In other words, these preliminary and contradictory statements from the Clinton campaign, Green Party and Wisconsin election administrator show why the upcoming presidential recount is going to be controversial and headed into court at many steps along the way. It also shows that the Greens are taking the lead in advancing the one storyline the Clinton campaign did not get the media to heed—the extent to which Russia may have tampered with America’s voting machinery and tilted the result to a candidate who embraced Vladimir Putin.

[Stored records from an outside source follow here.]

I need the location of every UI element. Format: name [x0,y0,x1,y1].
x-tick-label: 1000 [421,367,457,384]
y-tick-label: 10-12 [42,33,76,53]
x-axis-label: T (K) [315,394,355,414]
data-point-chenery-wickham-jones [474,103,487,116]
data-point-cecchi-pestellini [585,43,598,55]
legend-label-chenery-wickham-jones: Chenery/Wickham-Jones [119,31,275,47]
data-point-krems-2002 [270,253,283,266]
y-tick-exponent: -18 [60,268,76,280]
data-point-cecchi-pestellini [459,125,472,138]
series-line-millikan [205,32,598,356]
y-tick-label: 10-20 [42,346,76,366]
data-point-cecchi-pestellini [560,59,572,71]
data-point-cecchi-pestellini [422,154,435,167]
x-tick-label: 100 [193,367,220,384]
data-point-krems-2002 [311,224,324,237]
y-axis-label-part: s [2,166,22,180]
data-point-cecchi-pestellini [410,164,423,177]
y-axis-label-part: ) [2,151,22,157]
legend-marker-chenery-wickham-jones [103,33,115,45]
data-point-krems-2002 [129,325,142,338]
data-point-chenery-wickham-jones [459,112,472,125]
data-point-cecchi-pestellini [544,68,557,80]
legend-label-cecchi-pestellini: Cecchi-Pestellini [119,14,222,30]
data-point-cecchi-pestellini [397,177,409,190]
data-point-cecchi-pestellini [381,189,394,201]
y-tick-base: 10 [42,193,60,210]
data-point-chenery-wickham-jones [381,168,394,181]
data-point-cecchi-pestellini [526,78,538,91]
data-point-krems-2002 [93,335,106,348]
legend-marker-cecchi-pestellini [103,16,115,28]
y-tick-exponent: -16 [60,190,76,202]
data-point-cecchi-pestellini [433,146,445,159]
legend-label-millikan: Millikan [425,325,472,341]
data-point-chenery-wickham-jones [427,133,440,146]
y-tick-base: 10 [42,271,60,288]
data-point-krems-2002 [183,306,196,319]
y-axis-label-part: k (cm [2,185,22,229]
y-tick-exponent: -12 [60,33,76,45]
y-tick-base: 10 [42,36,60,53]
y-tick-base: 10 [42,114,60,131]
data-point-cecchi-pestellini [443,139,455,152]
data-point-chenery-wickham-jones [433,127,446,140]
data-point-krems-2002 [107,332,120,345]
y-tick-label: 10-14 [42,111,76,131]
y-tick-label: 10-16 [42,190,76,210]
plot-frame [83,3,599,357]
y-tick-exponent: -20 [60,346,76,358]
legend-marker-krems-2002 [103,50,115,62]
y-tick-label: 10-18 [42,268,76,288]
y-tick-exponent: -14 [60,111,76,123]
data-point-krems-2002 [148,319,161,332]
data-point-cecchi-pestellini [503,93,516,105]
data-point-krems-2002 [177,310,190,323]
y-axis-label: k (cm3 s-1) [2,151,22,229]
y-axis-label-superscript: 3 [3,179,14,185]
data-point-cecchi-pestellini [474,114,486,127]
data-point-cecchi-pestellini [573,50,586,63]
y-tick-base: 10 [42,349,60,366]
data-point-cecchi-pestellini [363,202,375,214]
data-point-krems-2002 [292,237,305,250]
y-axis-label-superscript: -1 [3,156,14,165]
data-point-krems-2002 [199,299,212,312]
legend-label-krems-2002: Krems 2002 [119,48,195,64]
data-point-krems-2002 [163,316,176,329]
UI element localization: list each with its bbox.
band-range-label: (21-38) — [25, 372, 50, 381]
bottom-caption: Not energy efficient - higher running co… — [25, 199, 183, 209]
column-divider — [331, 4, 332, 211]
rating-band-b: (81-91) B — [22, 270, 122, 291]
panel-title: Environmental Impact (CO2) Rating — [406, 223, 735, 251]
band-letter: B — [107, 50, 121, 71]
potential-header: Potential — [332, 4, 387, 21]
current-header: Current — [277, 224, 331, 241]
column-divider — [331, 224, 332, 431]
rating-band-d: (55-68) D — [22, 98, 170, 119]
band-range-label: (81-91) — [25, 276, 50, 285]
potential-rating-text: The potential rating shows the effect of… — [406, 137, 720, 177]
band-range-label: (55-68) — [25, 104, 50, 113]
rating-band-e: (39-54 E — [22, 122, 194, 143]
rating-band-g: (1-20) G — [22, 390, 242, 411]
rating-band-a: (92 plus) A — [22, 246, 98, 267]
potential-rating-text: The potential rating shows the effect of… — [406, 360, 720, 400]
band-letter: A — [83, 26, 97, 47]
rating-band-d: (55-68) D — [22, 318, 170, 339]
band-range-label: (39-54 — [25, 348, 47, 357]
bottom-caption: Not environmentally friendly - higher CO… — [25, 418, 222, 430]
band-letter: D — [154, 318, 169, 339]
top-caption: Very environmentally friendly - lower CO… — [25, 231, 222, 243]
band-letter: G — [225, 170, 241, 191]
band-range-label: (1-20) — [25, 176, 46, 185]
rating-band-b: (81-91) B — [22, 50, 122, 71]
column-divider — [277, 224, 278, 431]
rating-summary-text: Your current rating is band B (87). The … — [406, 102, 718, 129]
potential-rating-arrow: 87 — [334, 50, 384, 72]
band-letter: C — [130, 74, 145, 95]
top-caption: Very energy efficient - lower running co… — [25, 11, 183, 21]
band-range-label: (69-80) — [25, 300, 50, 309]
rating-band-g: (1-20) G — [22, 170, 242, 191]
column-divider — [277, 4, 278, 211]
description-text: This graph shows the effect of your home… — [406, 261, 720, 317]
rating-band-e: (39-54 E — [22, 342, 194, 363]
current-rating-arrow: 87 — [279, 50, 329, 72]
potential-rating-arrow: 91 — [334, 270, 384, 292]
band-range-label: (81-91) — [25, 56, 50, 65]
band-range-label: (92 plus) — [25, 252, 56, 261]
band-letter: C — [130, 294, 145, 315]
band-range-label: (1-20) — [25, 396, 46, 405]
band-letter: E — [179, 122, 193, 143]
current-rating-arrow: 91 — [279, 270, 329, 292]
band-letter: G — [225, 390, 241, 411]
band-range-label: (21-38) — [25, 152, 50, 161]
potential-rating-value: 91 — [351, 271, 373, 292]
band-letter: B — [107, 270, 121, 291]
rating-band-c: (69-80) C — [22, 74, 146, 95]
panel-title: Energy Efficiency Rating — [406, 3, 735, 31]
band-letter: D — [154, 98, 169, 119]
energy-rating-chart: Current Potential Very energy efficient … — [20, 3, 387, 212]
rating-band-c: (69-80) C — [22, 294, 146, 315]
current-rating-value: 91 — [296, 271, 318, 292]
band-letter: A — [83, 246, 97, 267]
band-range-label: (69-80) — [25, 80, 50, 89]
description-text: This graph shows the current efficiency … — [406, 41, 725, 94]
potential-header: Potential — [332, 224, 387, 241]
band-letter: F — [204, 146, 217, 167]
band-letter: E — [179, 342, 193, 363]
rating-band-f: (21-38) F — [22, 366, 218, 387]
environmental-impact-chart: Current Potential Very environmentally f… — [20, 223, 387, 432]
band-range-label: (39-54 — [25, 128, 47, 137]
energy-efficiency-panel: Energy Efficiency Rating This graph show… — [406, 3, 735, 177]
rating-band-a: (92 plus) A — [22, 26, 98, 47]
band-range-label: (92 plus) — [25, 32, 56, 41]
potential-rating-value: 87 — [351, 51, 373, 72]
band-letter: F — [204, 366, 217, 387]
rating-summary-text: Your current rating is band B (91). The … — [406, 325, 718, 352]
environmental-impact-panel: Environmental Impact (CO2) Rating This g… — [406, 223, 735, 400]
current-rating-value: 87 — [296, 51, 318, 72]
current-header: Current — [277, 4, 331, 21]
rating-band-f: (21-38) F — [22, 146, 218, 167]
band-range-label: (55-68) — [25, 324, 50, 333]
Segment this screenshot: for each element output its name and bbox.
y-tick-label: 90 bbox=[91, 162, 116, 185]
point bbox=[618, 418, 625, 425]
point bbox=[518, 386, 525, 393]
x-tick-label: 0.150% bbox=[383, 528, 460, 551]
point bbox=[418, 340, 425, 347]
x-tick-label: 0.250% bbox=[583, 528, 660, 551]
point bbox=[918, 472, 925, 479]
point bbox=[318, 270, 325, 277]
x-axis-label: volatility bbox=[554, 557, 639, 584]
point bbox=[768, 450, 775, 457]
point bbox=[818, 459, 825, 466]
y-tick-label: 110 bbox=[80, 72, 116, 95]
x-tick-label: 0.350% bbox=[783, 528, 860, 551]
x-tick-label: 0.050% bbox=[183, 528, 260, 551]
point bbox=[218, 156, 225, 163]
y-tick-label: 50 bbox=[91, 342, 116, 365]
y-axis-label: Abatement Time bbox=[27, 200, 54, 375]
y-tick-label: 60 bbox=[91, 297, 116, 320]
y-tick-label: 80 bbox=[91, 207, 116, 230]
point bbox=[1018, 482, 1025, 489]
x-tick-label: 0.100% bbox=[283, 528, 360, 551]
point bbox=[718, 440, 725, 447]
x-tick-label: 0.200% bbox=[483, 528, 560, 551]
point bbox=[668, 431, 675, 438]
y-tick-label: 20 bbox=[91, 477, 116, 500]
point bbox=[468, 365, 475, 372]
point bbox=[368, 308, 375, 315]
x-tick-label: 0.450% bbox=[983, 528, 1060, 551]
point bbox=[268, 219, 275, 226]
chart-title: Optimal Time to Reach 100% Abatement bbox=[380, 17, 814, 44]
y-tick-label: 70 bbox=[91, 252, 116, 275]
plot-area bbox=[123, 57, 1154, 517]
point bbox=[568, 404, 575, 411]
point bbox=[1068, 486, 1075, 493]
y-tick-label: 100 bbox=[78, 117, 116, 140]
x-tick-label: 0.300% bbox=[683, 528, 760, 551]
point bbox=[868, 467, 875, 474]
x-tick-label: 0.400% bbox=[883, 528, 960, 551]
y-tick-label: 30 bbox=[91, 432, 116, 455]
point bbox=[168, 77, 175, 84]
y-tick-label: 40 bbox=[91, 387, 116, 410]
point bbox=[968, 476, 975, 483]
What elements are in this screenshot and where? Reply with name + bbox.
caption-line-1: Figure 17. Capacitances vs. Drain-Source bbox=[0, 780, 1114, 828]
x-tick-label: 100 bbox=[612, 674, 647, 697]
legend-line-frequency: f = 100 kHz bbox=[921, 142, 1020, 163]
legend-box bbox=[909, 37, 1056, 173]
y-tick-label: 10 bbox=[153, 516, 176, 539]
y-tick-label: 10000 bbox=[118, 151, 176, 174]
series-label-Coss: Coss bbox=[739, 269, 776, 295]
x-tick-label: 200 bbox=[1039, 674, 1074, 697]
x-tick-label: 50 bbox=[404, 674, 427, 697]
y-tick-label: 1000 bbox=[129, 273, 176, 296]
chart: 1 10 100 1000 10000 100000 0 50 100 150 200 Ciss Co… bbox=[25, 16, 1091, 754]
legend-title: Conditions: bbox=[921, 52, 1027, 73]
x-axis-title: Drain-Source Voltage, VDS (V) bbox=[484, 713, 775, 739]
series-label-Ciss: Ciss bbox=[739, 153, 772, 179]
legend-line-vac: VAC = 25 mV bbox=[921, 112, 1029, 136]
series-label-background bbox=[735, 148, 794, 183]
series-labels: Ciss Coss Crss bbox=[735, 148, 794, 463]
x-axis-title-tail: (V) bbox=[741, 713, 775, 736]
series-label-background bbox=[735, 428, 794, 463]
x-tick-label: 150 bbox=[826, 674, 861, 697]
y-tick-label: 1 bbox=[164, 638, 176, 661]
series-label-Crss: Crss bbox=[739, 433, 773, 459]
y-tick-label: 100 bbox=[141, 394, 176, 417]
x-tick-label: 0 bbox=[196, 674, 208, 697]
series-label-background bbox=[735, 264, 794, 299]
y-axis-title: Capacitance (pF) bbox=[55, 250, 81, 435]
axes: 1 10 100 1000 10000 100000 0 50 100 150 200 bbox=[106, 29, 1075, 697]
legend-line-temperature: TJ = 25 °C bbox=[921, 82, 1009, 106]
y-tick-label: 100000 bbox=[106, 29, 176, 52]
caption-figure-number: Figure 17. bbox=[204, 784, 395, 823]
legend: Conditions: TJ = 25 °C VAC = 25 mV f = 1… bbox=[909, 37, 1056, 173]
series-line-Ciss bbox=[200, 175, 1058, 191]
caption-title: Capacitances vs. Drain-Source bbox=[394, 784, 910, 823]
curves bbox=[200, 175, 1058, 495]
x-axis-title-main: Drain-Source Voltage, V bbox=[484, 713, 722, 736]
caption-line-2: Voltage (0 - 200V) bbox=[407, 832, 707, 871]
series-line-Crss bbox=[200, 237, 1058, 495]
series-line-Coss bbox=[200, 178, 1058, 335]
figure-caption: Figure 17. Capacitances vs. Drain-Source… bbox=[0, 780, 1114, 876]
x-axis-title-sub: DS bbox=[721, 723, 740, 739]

“Because we had not uncovered any actionable evidence of hacking or outside attempts to alter the voting technology, we had not planned to exercise this option ourselves, but now that a recount has been initiated in Wisconsin, we intend to participate in order to ensure the process proceeds in a manner that is fair to all sides,” Clinton counsel Marc Elias said on Saturday. “The campaign is grateful to all those who have expended time and effort to investigate various claims of abnormalities and irregularities. While that effort has not, in our view, resulted in evidence of manipulation of results, now that a recount is underway, we believe we have an obligation to the more than 64 million Americans who cast ballots for Hillary Clinton to participate in ongoing proceedings to ensure that an accurate vote count will be reported.”